I was there to recover but also to uncover; how did that little ballerina get so obscured?
My ballerina self became buried under many messages of inadequacy and failure, visceral feelings of being repulsed by myself and my body– and my body and self were interchangeable. If my body wasn’t good then I wasn’t good, and if I felt bad, my body felt like a bad place too.
I still don’t know when exactly I absorbed that my weight is my worth and that bigness means nothingness. But it felt as true as the sun rising in the east.
My ballerina self felt gone but not forgotten, a reminder that there was a time in my life before numbers started to matter. Before the scale became a god and what others thought of my body became prophecy: That they somehow knew what I could have in life based on my body, and having a bigger body meant I couldn’t find love.
And that I definitely wasn’t worthy of my own love.
Today, after many years of treatment and healing, I do believe and feel I am worthy of love from myself and others.
But I still taunt myself sometimes and get on the scale. It’s like reaching out to the toxic ex for old times’ sake; you know how this thing ends but there’s still a little voice that says ‘let’s do it.’ This time I was reminded that no matter how far I’ve come, the scale can always become my god again, decreeing that the most important fact about me is what I weigh. Not only isn’t that true, it imprisons me from joy.
Tonight after dinner I was dancing with my children and was doing ballet with my daughter. She’s around the same age as my ballerina self. I watched her revel in her youthfulness, the innocence of unbridled ambition.

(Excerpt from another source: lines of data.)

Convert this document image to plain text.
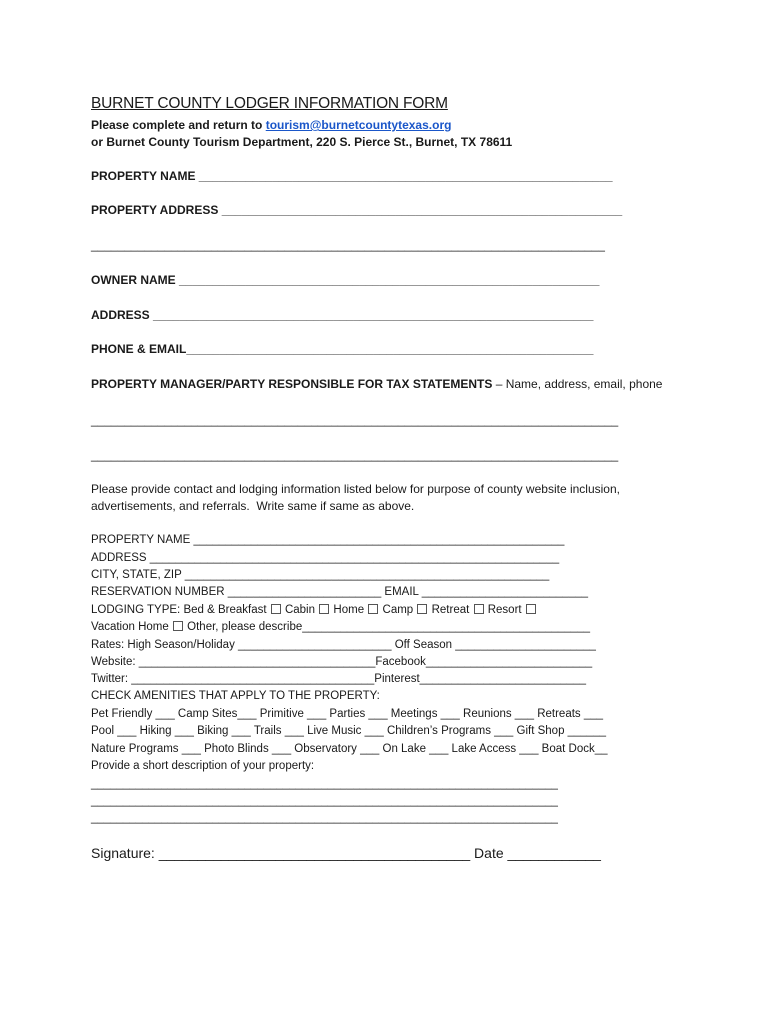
BURNET COUNTY LODGER INFORMATION FORM
Please complete and return to tourism@burnetcountytexas.org
or Burnet County Tourism Department, 220 S. Pierce St., Burnet, TX 78611
PROPERTY NAME ______________________________________________________________
PROPERTY ADDRESS ____________________________________________________________
_____________________________________________________________________________
OWNER NAME _______________________________________________________________
ADDRESS __________________________________________________________________
PHONE & EMAIL_____________________________________________________________
PROPERTY MANAGER/PARTY RESPONSIBLE FOR TAX STATEMENTS – Name, address, email, phone
_______________________________________________________________________________
_______________________________________________________________________________
Please provide contact and lodging information listed below for purpose of county website inclusion,
advertisements, and referrals.  Write same if same as above.
PROPERTY NAME __________________________________________________________
ADDRESS ________________________________________________________________
CITY, STATE, ZIP _________________________________________________________
RESERVATION NUMBER ________________________ EMAIL __________________________
LODGING TYPE: Bed & Breakfast  Cabin Home Camp Retreat Resort
Vacation Home  Other, please describe_____________________________________________
Rates: High Season/Holiday ________________________ Off Season ______________________
Website: _____________________________________Facebook__________________________
Twitter: ______________________________________Pinterest__________________________
CHECK AMENITIES THAT APPLY TO THE PROPERTY:
Pet Friendly ___ Camp Sites___ Primitive ___ Parties ___ Meetings ___ Reunions ___ Retreats ___
Pool ___ Hiking ___ Biking ___ Trails ___ Live Music ___ Children’s Programs ___ Gift Shop ______
Nature Programs ___ Photo Blinds ___ Observatory ___ On Lake ___ Lake Access ___ Boat Dock__
Provide a short description of your property:
_________________________________________________________________________
_________________________________________________________________________
_________________________________________________________________________
Signature: ________________________________________ Date ____________
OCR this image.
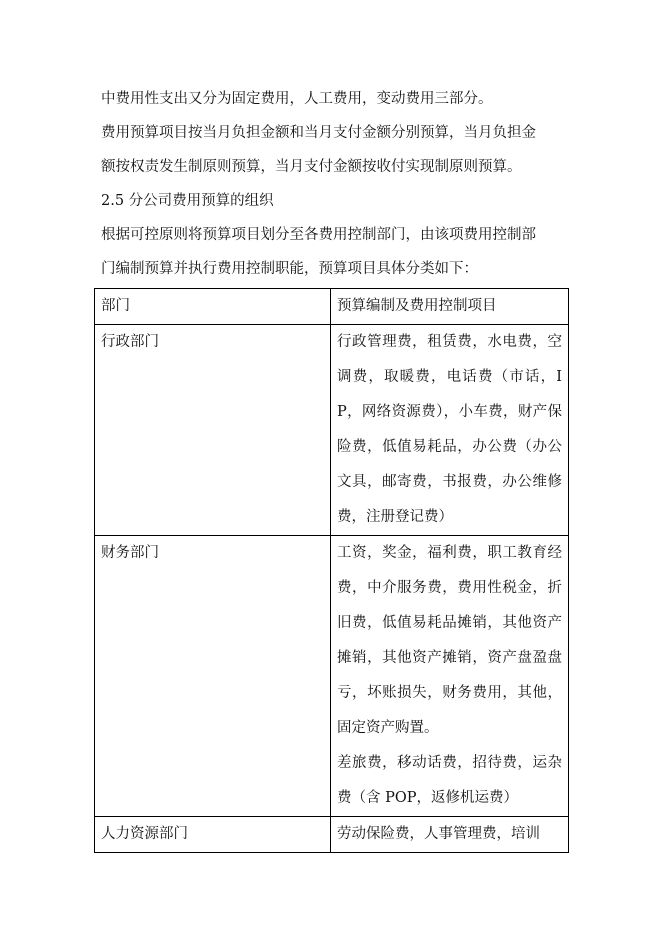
中费用性支出又分为固定费用，人工费用，变动费用三部分。

费用预算项目按当月负担金额和当月支付金额分别预算，当月负担金

额按权责发生制原则预算，当月支付金额按收付实现制原则预算。

2.5 分公司费用预算的组织

根据可控原则将预算项目划分至各费用控制部门，由该项费用控制部

门编制预算并执行费用控制职能，预算项目具体分类如下：

部门	预算编制及费用控制项目
行政部门	行政管理费，租赁费，水电费，空调费，取暖费，电话费（市话，IP，网络资源费），小车费，财产保险费，低值易耗品，办公费（办公文具，邮寄费，书报费，办公维修费，注册登记费）

财务部门	工资，奖金，福利费，职工教育经费，中介服务费，费用性税金，折旧费，低值易耗品摊销，其他资产摊销，其他资产摊销，资产盘盈盘亏，坏账损失，财务费用，其他，固定资产购置。

差旅费，移动话费，招待费，运杂费（含 POP，返修机运费）

人力资源部门	劳动保险费，人事管理费，培训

Then something came over me. As my legs carried me, I closed my eyes and was transported to a different time in life, a different time in me. For a few moments, I was that little ballerina again, confident and content, beaming with pride that I carry weight in the world.
When the music came to an end there was no one left in the room.
I smiled and slowly bowed, returning to first position.
But this time the only audience was me, and that is the applause that matters most.